French police working to recover the remains of the 150 people who died when Germanwings flight 4U9525 crashed into the French Alps on Tuesday have only managed to find fragments of human remains.

Colonel Patrick Touron, speaking from the French Alps town of Seyne-les-Alpes on Friday, said: "We haven't found a single body intact."

Touron, a member of the gendarme service, said DNA samples had been taken from objects provided by victims' families, such as toothbrushes, that could help to identify victims.

Jewelry and other personal objects could help with the identification process, Touron added.

Doctor's note hidden from employer

Meanwhile, the prosecutors' office in Düsseldorf said on Friday that searches of Andreas Lubitz's flat in the western German city, as well as the home of his parents in the small town of Montabaur in the state of Rhineland-Palatinate, had failed to turn up any letter declaring his intention to crash the plane or commit suicide.

"However, documents of a medical nature were seized, which point to an existing illness and medical treatment," a statement released by senior prosecutor Ralf Herrenbrück said.
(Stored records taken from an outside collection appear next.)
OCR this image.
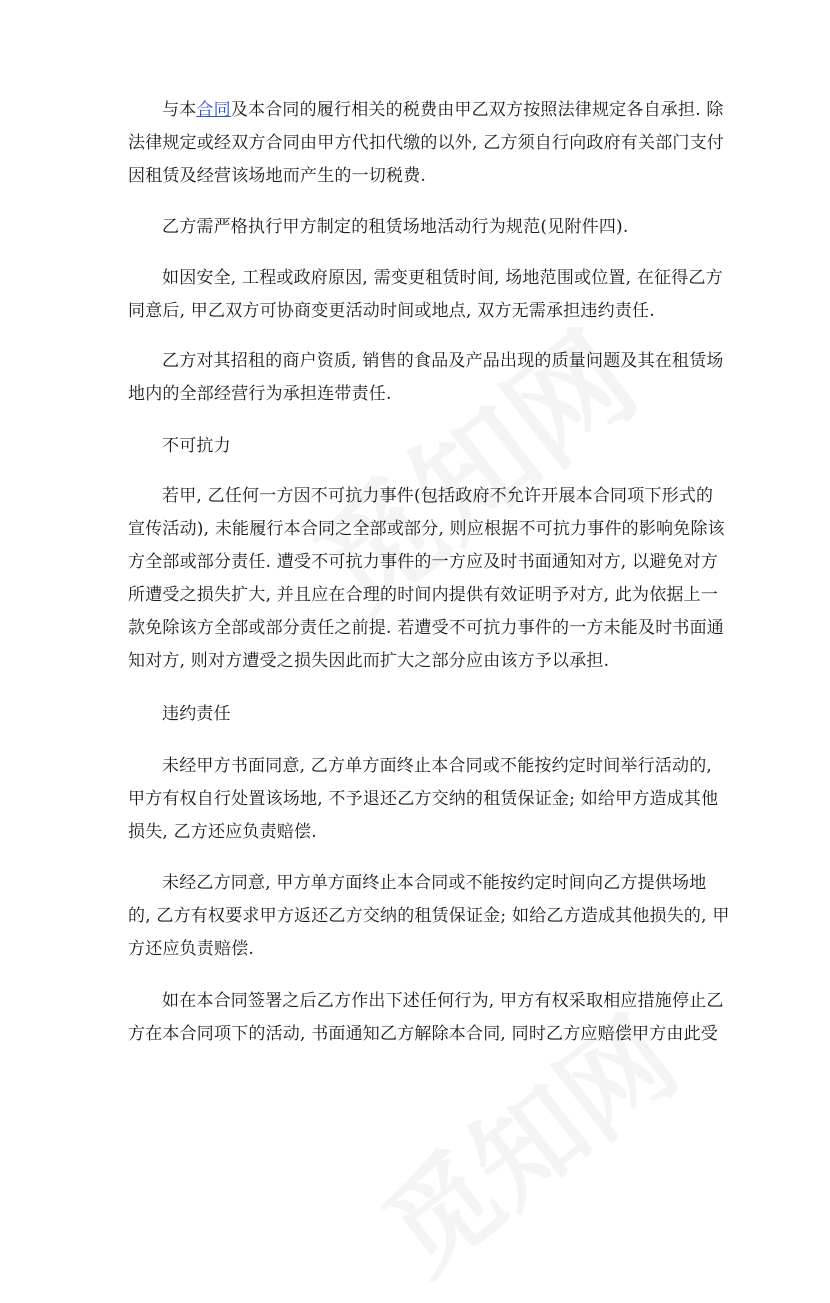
与本合同及本合同的履行相关的税费由甲乙双方按照法律规定各自承担. 除
法律规定或经双方合同由甲方代扣代缴的以外, 乙方须自行向政府有关部门支付
因租赁及经营该场地而产生的一切税费.

乙方需严格执行甲方制定的租赁场地活动行为规范(见附件四).

如因安全, 工程或政府原因, 需变更租赁时间, 场地范围或位置, 在征得乙方
同意后, 甲乙双方可协商变更活动时间或地点, 双方无需承担违约责任.

乙方对其招租的商户资质, 销售的食品及产品出现的质量问题及其在租赁场
地内的全部经营行为承担连带责任.

不可抗力

若甲, 乙任何一方因不可抗力事件(包括政府不允许开展本合同项下形式的
宣传活动), 未能履行本合同之全部或部分, 则应根据不可抗力事件的影响免除该
方全部或部分责任. 遭受不可抗力事件的一方应及时书面通知对方, 以避免对方
所遭受之损失扩大, 并且应在合理的时间内提供有效证明予对方, 此为依据上一
款免除该方全部或部分责任之前提. 若遭受不可抗力事件的一方未能及时书面通
知对方, 则对方遭受之损失因此而扩大之部分应由该方予以承担.

违约责任

未经甲方书面同意, 乙方单方面终止本合同或不能按约定时间举行活动的,
甲方有权自行处置该场地, 不予退还乙方交纳的租赁保证金; 如给甲方造成其他
损失, 乙方还应负责赔偿.

未经乙方同意, 甲方单方面终止本合同或不能按约定时间向乙方提供场地
的, 乙方有权要求甲方返还乙方交纳的租赁保证金; 如给乙方造成其他损失的, 甲
方还应负责赔偿.

如在本合同签署之后乙方作出下述任何行为, 甲方有权采取相应措施停止乙
方在本合同项下的活动, 书面通知乙方解除本合同, 同时乙方应赔偿甲方由此受
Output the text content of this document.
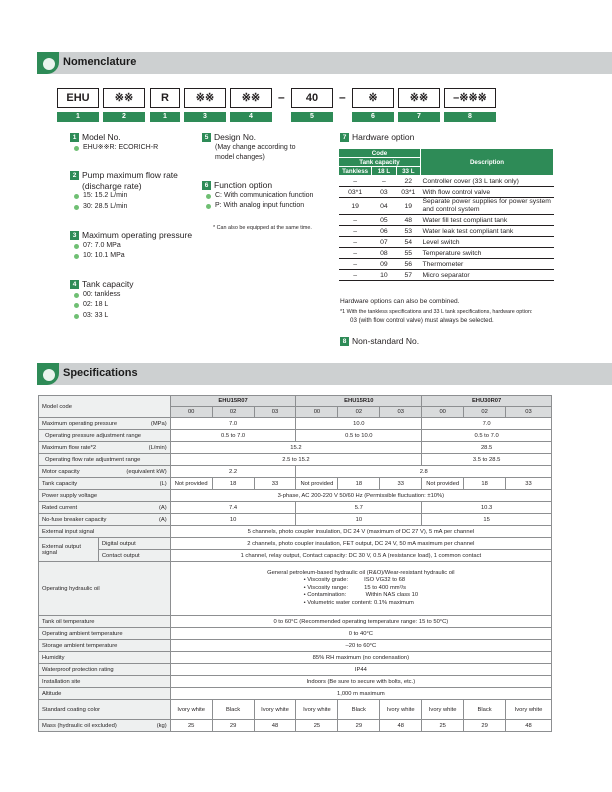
Nomenclature
EHU	※※	R	※※	※※	–	40	–	※	※※	–※※※
1	2	1	3	4	5	6	7	8
1 Model No.
EHU※※R: ECORICH-R
2 Pump maximum flow rate (discharge rate)
15: 15.2 L/min
30: 28.5 L/min
3 Maximum operating pressure
07: 7.0 MPa
10: 10.1 MPa
4 Tank capacity
00: tankless
02: 18 L
03: 33 L
5 Design No.
(May change according to model changes)
6 Function option
C: With communication function
P: With analog input function
* Can also be equipped at the same time.
7 Hardware option
Code			Description
Tank capacity			
Tankless	18 L	33 L	
–	–	22	Controller cover (33 L tank only)
03*1	03	03*1	With flow control valve
19	04	19	Separate power supplies for power system and control system
–	05	48	Water fill test compliant tank
–	06	53	Water leak test compliant tank
–	07	54	Level switch
–	08	55	Temperature switch
–	09	56	Thermometer
–	10	57	Micro separator
Hardware options can also be combined.
*1 With the tankless specifications and 33 L tank specifications, hardware option:
03 (with flow control valve) must always be selected.
8 Non-standard No.
Specifications
Model code		EHU15R07			EHU15R10			EHU30R07		
		00	02	03	00	02	03	00	02	03
Maximum operating pressure (MPa)		7.0			10.0			7.0		
Operating pressure adjustment range		0.5 to 7.0			0.5 to 10.0			0.5 to 7.0		
Maximum flow rate*2 (L/min)		15.2						28.5		
Operating flow rate adjustment range		2.5 to 15.2						3.5 to 28.5		
Motor capacity (equivalent kW)		2.2			2.8					
Tank capacity (L)		Not provided	18	33	Not provided	18	33	Not provided	18	33
Power supply voltage		3-phase, AC 200-220 V 50/60 Hz (Permissible fluctuation: ±10%)								
Rated current (A)		7.4			5.7			10.3		
No-fuse breaker capacity (A)		10			10			15		
External input signal		5 channels, photo coupler insulation, DC 24 V (maximum of DC 27 V), 5 mA per channel								
External output signal	Digital output	2 channels, photo coupler insulation, FET output, DC 24 V, 50 mA maximum per channel								
	Contact output	1 channel, relay output, Contact capacity: DC 30 V, 0.5 A (resistance load), 1 common contact								
Operating hydraulic oil		General petroleum-based hydraulic oil (R&O)/Wear-resistant hydraulic oil
• Viscosity grade:          ISO VG32 to 68
• Viscosity range:          15 to 400 mm²/s
• Contamination:            Within NAS class 10
• Volumetric water content: 0.1% maximum								

Tank oil temperature		0 to 60°C (Recommended operating temperature range: 15 to 50°C)								
Operating ambient temperature		0 to 40°C								
Storage ambient temperature		–20 to 60°C								
Humidity		85% RH maximum (no condensation)								
Waterproof protection rating		IP44								
Installation site		Indoors (Be sure to secure with bolts, etc.)								
Altitude		1,000 m maximum								
Standard coating color		Ivory white	Black	Ivory white	Ivory white	Black	Ivory white	Ivory white	Black	Ivory white
Mass (hydraulic oil excluded) (kg)		25	29	48	25	29	48	25	29	48
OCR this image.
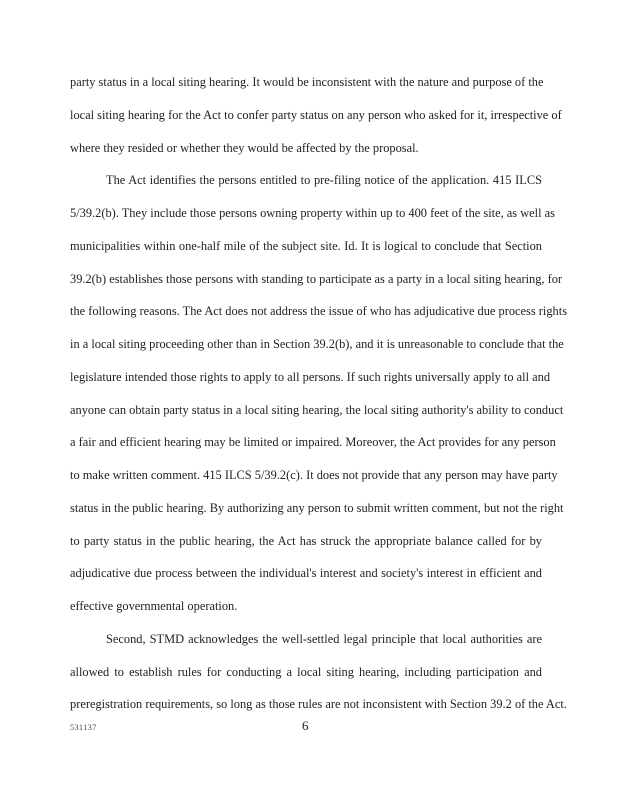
party status in a local siting hearing. It would be inconsistent with the nature and purpose of the
local siting hearing for the Act to confer party status on any person who asked for it, irrespective of
where they resided or whether they would be affected by the proposal.
The Act identifies the persons entitled to pre-filing notice of the application. 415 ILCS
5/39.2(b). They include those persons owning property within up to 400 feet of the site, as well as
municipalities within one-half mile of the subject site. Id. It is logical to conclude that Section
39.2(b) establishes those persons with standing to participate as a party in a local siting hearing, for
the following reasons. The Act does not address the issue of who has adjudicative due process rights
in a local siting proceeding other than in Section 39.2(b), and it is unreasonable to conclude that the
legislature intended those rights to apply to all persons. If such rights universally apply to all and
anyone can obtain party status in a local siting hearing, the local siting authority's ability to conduct
a fair and efficient hearing may be limited or impaired. Moreover, the Act provides for any person
to make written comment. 415 ILCS 5/39.2(c). It does not provide that any person may have party
status in the public hearing. By authorizing any person to submit written comment, but not the right
to party status in the public hearing, the Act has struck the appropriate balance called for by
adjudicative due process between the individual's interest and society's interest in efficient and
effective governmental operation.
Second, STMD acknowledges the well-settled legal principle that local authorities are
allowed to establish rules for conducting a local siting hearing, including participation and
preregistration requirements, so long as those rules are not inconsistent with Section 39.2 of the Act.
531137	6
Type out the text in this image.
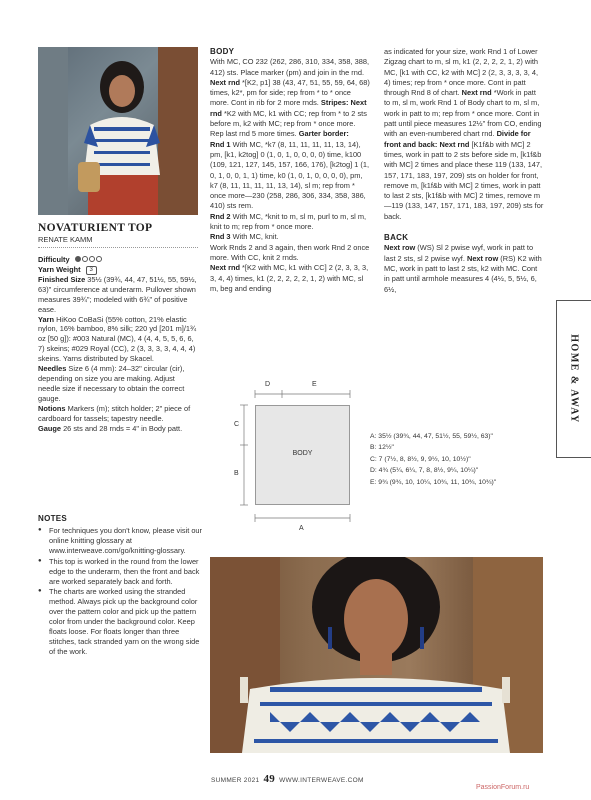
NOVATURIENT TOP
RENATE KAMM
Difficulty
Yarn Weight 3
Finished Size 35½ (39¾, 44, 47, 51½, 55, 59½, 63)" circumference at underarm. Pullover shown measures 39¾"; modeled with 6¾" of positive ease.
Yarn HiKoo CoBaSi (55% cotton, 21% elastic nylon, 16% bamboo, 8% silk; 220 yd [201 m]/1¾ oz [50 g]): #003 Natural (MC), 4 (4, 4, 5, 5, 6, 6, 7) skeins; #029 Royal (CC), 2 (3, 3, 3, 3, 4, 4, 4) skeins. Yarns distributed by Skacel.
Needles Size 6 (4 mm): 24–32" circular (cir), depending on size you are making. Adjust needle size if necessary to obtain the correct gauge.
Notions Markers (m); stitch holder; 2" piece of cardboard for tassels; tapestry needle.
Gauge 26 sts and 28 rnds = 4" in Body patt.
NOTES
● For techniques you don't know, please visit our online knitting glossary at www.interweave.com/go/knitting-glossary.
● This top is worked in the round from the lower edge to the underarm, then the front and back are worked separately back and forth.
● The charts are worked using the stranded method. Always pick up the background color over the pattern color and pick up the pattern color from under the background color. Keep floats loose. For floats longer than three stitches, tack stranded yarn on the wrong side of the work.
BODY

With MC, CO 232 (262, 286, 310, 334, 358, 388, 412) sts. Place marker (pm) and join in the rnd. Next rnd *[K2, p1] 38 (43, 47, 51, 55, 59, 64, 68) times, k2*, pm for side; rep from * to * once more. Cont in rib for 2 more rnds. Stripes: Next rnd *K2 with MC, k1 with CC; rep from * to 2 sts before m, k2 with MC; rep from * once more. Rep last rnd 5 more times. Garter border:

Rnd 1 With MC, *k7 (8, 11, 11, 11, 11, 13, 14), pm, [k1, k2tog] 0 (1, 0, 1, 0, 0, 0, 0) time, k100 (109, 121, 127, 145, 157, 166, 176), [k2tog] 1 (1, 0, 1, 0, 0, 1, 1) time, k0 (1, 0, 1, 0, 0, 0, 0), pm, k7 (8, 11, 11, 11, 11, 13, 14), sl m; rep from * once more—230 (258, 286, 306, 334, 358, 386, 410) sts rem.

Rnd 2 With MC, *knit to m, sl m, purl to m, sl m, knit to m; rep from * once more.

Rnd 3 With MC, knit.

Work Rnds 2 and 3 again, then work Rnd 2 once more. With CC, knit 2 rnds.

Next rnd *[K2 with MC, k1 with CC] 2 (2, 3, 3, 3, 3, 4, 4) times, k1 (2, 2, 2, 2, 2, 1, 2) with MC, sl m, beg and ending

as indicated for your size, work Rnd 1 of Lower Zigzag chart to m, sl m, k1 (2, 2, 2, 2, 1, 2) with MC, [k1 with CC, k2 with MC] 2 (2, 3, 3, 3, 3, 4, 4) times; rep from * once more. Cont in patt through Rnd 8 of chart. Next rnd *Work in patt to m, sl m, work Rnd 1 of Body chart to m, sl m, work in patt to m; rep from * once more. Cont in patt until piece measures 12½" from CO, ending with an even-numbered chart rnd. Divide for front and back: Next rnd [K1f&b with MC] 2 times, work in patt to 2 sts before side m, [k1f&b with MC] 2 times and place these 119 (133, 147, 157, 171, 183, 197, 209) sts on holder for front, remove m, [k1f&b with MC] 2 times, work in patt to last 2 sts, [k1f&b with MC] 2 times, remove m—119 (133, 147, 157, 171, 183, 197, 209) sts for back.

BACK

Next row (WS) Sl 2 pwise wyf, work in patt to last 2 sts, sl 2 pwise wyf. Next row (RS) K2 with MC, work in patt to last 2 sts, k2 with MC. Cont in patt until armhole measures 4 (4½, 5, 5½, 6, 6½,

HOME & AWAY
BODY
D	E
C
B
A
A: 35½ (39¾, 44, 47, 51½, 55, 59½, 63)"
B: 12½"
C: 7 (7½, 8, 8½, 9, 9½, 10, 10½)"
D: 4¾ (5¼, 6¼, 7, 8, 8½, 9¼, 10¼)"
E: 9¾ (9¾, 10, 10¼, 10¾, 11, 10¾, 10¾)"
SUMMER 2021 49 WWW.INTERWEAVE.COM
PassionForum.ru
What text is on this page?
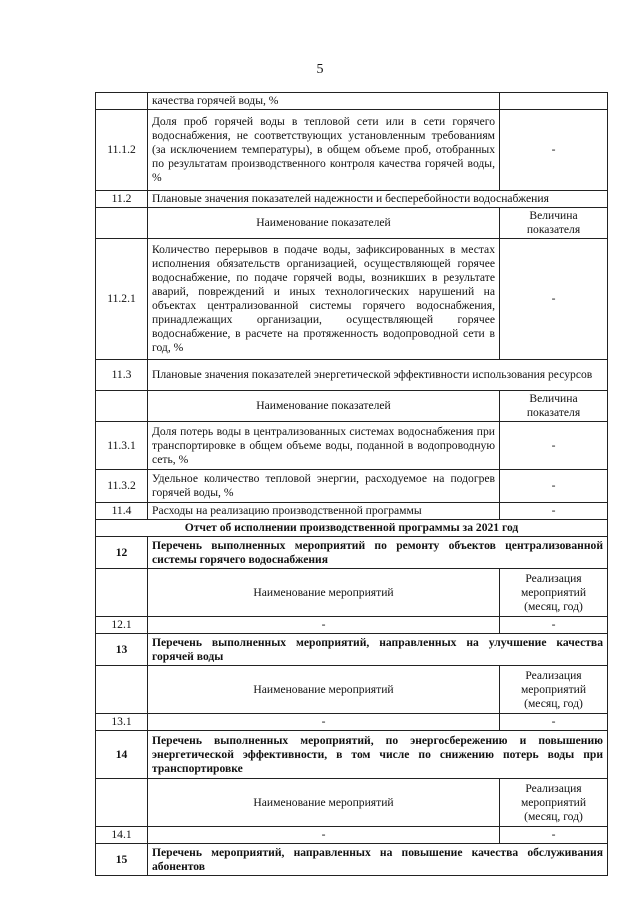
5
	качества горячей воды, %	
11.1.2	Доля проб горячей воды в тепловой сети или в сети горячего водоснабжения, не соответствующих установленным требованиям (за исключением температуры), в общем объеме проб, отобранных по результатам производственного контроля качества горячей воды, %	-
11.2	Плановые значения показателей надежности и бесперебойности водоснабжения	
	Наименование показателей	Величина показателя
11.2.1	Количество перерывов в подаче воды, зафиксированных в местах исполнения обязательств организацией, осуществляющей горячее водоснабжение, по подаче горячей воды, возникших в результате аварий, повреждений и иных технологических нарушений на объектах централизованной системы горячего водоснабжения, принадлежащих организации, осуществляющей горячее водоснабжение, в расчете на протяженность водопроводной сети в год, %	-
11.3	Плановые значения показателей энергетической эффективности использования ресурсов	
	Наименование показателей	Величина показателя
11.3.1	Доля потерь воды в централизованных системах водоснабжения при транспортировке в общем объеме воды, поданной в водопроводную сеть, %	-
11.3.2	Удельное количество тепловой энергии, расходуемое на подогрев горячей воды, %	-
11.4	Расходы на реализацию производственной программы	-
Отчет об исполнении производственной программы за 2021 год		
12	Перечень выполненных мероприятий по ремонту объектов централизованной системы горячего водоснабжения	
	Наименование мероприятий	Реализация мероприятий (месяц, год)
12.1	-	-
13	Перечень выполненных мероприятий, направленных на улучшение качества горячей воды	
	Наименование мероприятий	Реализация мероприятий (месяц, год)
13.1	-	-
14	Перечень выполненных мероприятий, по энергосбережению и повышению энергетической эффективности, в том числе по снижению потерь воды при транспортировке	
	Наименование мероприятий	Реализация мероприятий (месяц, год)
14.1	-	-
15	Перечень мероприятий, направленных на повышение качества обслуживания абонентов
He added that the torn up sick notes, which were valid for the day of the crash, supported "the current preliminary assessment that the deceased hid his illness from his employer and colleagues."

No details about the nature of the apparent illness were given, but the statement said investigators intended to conduct a number of interviews and consult the pilot's medical records as a result of finding the sick notes.

'Deliberately steered' into a mountain

On Thursday. Marseille prosecutor Brice Robin told a press conference that after evaluating the contents of the Airbus A320's cockpit voice recorder, French investigators had determined that the 27-year-old co-pilot, who was alone in the cockpit at the time of the crash, had deliberately steered the Germanwings plane into the side of a mountain in the French Alps, killing all 150 people on board.